December 1, 2021

The Flaw

It was Monday, Dec 24, 2018. 

The Friday before, the S&P 500 had dropped 3%, bringing monthly losses to 13% and putting the market on bear turf.  Everybody thought, “Thank God for Christmas, we can catch a breath.”

Instead, stocks caromed down another 3% in the half-day of trading Christmas Eve.  After unwrapping presents, stocks opened the 26th with most on vacation and shot up 5%.

Remember that? 

Suppose you close your offices for the holidays and come back to find the place trashed.  It’s not supposed to happen when nobody is in.  Right?  You wonder who the hell did it.

We first got a sense of the stock market’s capacity for freakish outcomes May 6, 2010. Stocks collapsed in this “Flash Crash,” some to a penny, before resurrecting like a geyser.  We learned about “high-frequency trading,” computers buzz-sawing data, spraying prices, shredding stocks.

Illustration 180830251 / High Frequency Trading © Nadiia Prokhorova | Dreamstime.com

It’s happened a growing number of times since.  Computers thrashed through the market in March 2020 like Godzilla vs Kong, demolishing prices, splashing volume everywhere.

And it just happened again.

Everybody cleared their desks and went off to get a tryptophan high, and while we were cleaning up the dishes and looking at the college sports lineup the day after Thanksgiving, a half-day and often the lightest trading of the year, a Transformer went berserk and blew up on Wall Street, blasting almost a thousand points off the Dow.

This ought to disturb you, public companies and investors.  It’s your equity.  You leave. And some computer freakshow guns up in a hot rod and hits you with a smash-and-grab.

The earth is not flat.  And the stock market doesn’t work the way the CEO thinks.

We were in Fiji sailing before the Pandemic.  There was a low sand bar connecting what would otherwise be two islands. We anchored and walked it, observing large numbers of hermit crabs hurrying across, lengthwise.

We picked some up and put them down by the water. But no, that was distressing to them, and they flailed frantically to catch up to the rest, dragging their little hermit shells.

Later, we got it.  The tide was coming in. If you didn’t make it to the Hermit rendezvous on the right side behind some big rocks, you were swept away.

They were on a clock. They’re programmed with sea market structure. They grasped the divide between Controllables and Non-Controllables and the need to respond to both.

If hermit crabs can, we can. Traders, know when you’re vulnerable. That’s around options-expirations, holidays, month-ends, earnings.  And when Demand is falling, as it’s been doing since Nov 17, when options-expirations started (Broad Sentiment at EDGE shows you).

New month, new money, so it might reverse on a dime. Knowing, making informed choices, is the key.

Public companies, no market constituency has a greater need than you to know how the stock market works. In a sense, you’re the elevators everybody boards for the ride.

Lead riders to think that Story is safety, and you’re not only hurting them but leaving your executives and boards without defense.  The stock market is motivated primarily by things other than Story. Data is always, always, a safeguard.

What about omicron? It’s an anagram for moronic.

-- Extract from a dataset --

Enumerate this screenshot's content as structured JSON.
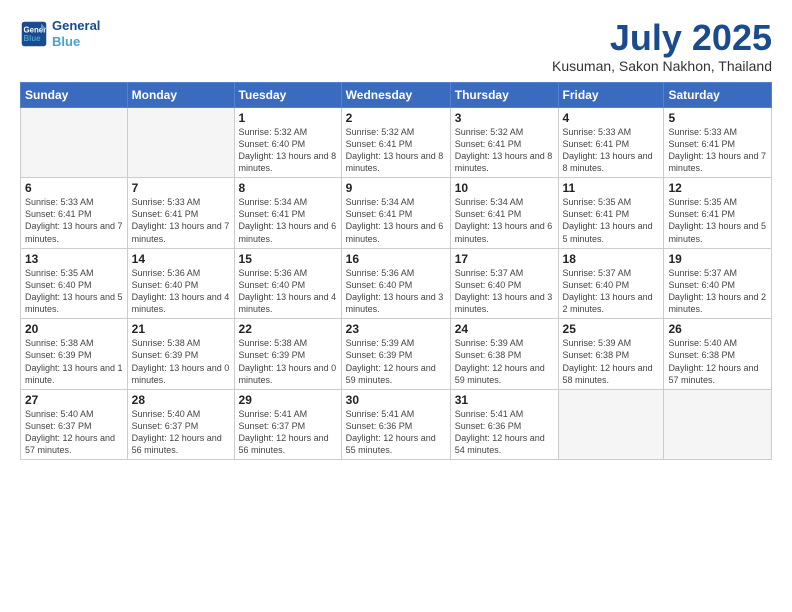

It’s 15th among 24 Greek letters. The WHO has been using them to track variants. We heard a lot about Delta. Nothing about variants Epsilon through Lambda, which exist but haven’t mattered.

The WHO skipped Nu and Xi, too culturally insensitive. Next up was omicron.

Easy scapegoat. Investors fear omicron!  Except investors didn’t do Friday, didn’t do yesterday. Friday, the only behavior up was Fast Trading. Those bloody machines. Futures expired yesterday. Volatility destroys them. That’s market structure, not a virus.

Our trouble is a stock market where machines sifting data like scientists can exploit supply/demand imbalances to profit on the pursuit of price. 

It’s the prevalent behavior in the market. It manifests starkly whenever there are unusual changes to investment, because that’s when PRICE can be exploited.  Machines don’t “think” but they’re programmed to respond.

Suppose I said, “Here are the keys to this roadster.  It’s powerful, fast, and fun. Enjoy it.”

I hand you the keys and start to walk away.  Then I stop and say, “Oh, every now and then it veers off the road for no reason.”

What would a rational person do?  Ponder that.